«Sono felicissimo della mia scelta. Caratterialmente, anche se spesso qualcuno ha detto il contrario, mi affeziono tanto alla squadra in cui gioco. E’ successo al Flamengo come al Bayer Leverkusen. E anche qui. Sono timido e non cerco pubblicità di alcun tipo». Parole di Juan, il baluardo difensivo della Roma, che ha rilasciato un’intervista a Il Messaggero:
Eppure, l’estate scorsa, era vicinissimo all’addio. Conferma?
«No. Non ho mai pensato a lasciare la Roma. Non ne vedevo il motivo, la necessità».
Forse per le troppe critiche ricevute per le tante assenze. Era stanco di quella situazione?
«Solo bugie e falsità. Io sapevo che dovevo solo guarire bene. Perché nei primi due anni due infortuni diversi mi avevano fatto saltare tante gare. Prima la caviglia, poi il muscolo della coscia. Il secondo imprevisto dipendeva da quello precedente. Ma, lo ribadisco ora, non mi sono mai tirato indietro».
Che cosa vuole dire?
«Ho dimostrato in più di una circostanza il mio amore per la Roma. Ho rinunciato alla Seleçao, addirittura alle Olimpiadi per essere disponibile per questa squadra e rimettermi in piedi. C’è chi sosteneva il contrario. Anche Dunga in questo senso mi ha aiutato, ha capito. Pure lui ha pensato soprattutto alla mia salute: quando squalificarono Lucio per la gara con il Cile mi disse di star tranquillo e non mi utilizzò. Mai ho pensato, comunque, di perdere il posto nella mia nazionale».

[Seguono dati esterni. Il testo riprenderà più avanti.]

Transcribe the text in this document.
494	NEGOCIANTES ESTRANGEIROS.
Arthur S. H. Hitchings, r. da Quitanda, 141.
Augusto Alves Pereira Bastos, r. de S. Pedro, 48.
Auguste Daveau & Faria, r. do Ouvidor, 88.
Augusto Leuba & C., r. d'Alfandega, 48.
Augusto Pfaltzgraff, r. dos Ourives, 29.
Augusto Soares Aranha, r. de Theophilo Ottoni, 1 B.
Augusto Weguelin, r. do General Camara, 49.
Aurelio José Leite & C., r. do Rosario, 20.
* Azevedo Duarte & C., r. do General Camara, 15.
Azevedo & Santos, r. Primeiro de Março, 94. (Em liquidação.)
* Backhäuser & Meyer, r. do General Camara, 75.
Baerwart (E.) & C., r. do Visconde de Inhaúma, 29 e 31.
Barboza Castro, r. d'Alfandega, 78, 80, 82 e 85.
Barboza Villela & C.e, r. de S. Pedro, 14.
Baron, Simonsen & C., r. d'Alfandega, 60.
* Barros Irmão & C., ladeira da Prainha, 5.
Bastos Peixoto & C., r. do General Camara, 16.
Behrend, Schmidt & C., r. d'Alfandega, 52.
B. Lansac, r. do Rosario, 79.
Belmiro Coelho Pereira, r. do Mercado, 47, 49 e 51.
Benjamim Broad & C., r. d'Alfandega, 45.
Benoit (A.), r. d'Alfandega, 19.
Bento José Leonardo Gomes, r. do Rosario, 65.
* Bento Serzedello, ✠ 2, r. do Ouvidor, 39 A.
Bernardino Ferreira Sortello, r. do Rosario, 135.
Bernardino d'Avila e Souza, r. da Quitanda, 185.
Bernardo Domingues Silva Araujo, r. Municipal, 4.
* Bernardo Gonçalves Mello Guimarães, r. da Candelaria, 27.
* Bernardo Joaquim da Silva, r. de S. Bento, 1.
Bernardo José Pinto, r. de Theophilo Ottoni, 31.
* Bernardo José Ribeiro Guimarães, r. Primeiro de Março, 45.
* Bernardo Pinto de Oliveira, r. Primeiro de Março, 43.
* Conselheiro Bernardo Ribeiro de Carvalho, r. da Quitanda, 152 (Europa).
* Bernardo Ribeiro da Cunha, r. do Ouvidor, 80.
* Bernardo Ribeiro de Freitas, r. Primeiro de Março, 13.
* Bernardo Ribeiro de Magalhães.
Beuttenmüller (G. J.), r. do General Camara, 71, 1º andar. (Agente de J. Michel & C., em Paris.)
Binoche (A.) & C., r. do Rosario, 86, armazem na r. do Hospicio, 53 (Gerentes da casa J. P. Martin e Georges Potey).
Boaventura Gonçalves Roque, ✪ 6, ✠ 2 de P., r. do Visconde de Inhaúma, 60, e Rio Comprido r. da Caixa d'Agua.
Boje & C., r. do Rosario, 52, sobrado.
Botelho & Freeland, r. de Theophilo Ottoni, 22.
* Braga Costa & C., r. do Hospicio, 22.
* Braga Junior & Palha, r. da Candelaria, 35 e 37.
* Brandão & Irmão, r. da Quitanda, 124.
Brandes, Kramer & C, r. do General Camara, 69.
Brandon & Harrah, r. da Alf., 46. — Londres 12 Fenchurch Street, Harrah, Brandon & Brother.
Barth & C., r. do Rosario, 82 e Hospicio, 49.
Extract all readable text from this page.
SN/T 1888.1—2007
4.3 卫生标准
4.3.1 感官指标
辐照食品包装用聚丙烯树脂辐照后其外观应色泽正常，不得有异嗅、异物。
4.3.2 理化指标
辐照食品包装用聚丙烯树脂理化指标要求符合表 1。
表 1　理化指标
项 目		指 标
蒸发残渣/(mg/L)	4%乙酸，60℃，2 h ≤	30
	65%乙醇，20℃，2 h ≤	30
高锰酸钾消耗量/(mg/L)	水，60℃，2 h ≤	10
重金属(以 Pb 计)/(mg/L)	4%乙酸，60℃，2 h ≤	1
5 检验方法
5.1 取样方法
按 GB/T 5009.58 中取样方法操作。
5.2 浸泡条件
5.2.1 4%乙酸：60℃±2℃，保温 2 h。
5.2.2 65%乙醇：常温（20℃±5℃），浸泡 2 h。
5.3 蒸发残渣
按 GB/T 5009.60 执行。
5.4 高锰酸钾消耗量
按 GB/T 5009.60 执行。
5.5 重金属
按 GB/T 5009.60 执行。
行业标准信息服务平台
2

Sia sincero: in questa stagione è più sorpreso dalla Roma da vertice o dal rendimento di Juan?
«Sorpreso da cosa? La nostra è formazione competitiva da anni. Siamo arrivati sesti l’anno scorso solo per colpa degli infortuni: non lo ritengo nemmeno un fallimento, avendo conquistato il piazzamento per giocare in Europa League. Anch’io, come la Roma, sono stato frenato dai guai. Sono sempre lo stesso, a Leverkusen e in Brasile non ho mai avuto incidenti. Qualcuno si è dimenticato probabilmente. Ma sono contento che la gente abbia nuovamente fiducia in me. Purtroppo nella stagione scorsa tutti abbiamo commesso errori. Sì, tutti».
Cioè?
«Ho giocato quando non dovevo. Era meglio guarire bene e anche lo staff tecnico spingeva sempre per farmi giocare. Eravamo tutti d’accordo, sbagliavamo insieme…».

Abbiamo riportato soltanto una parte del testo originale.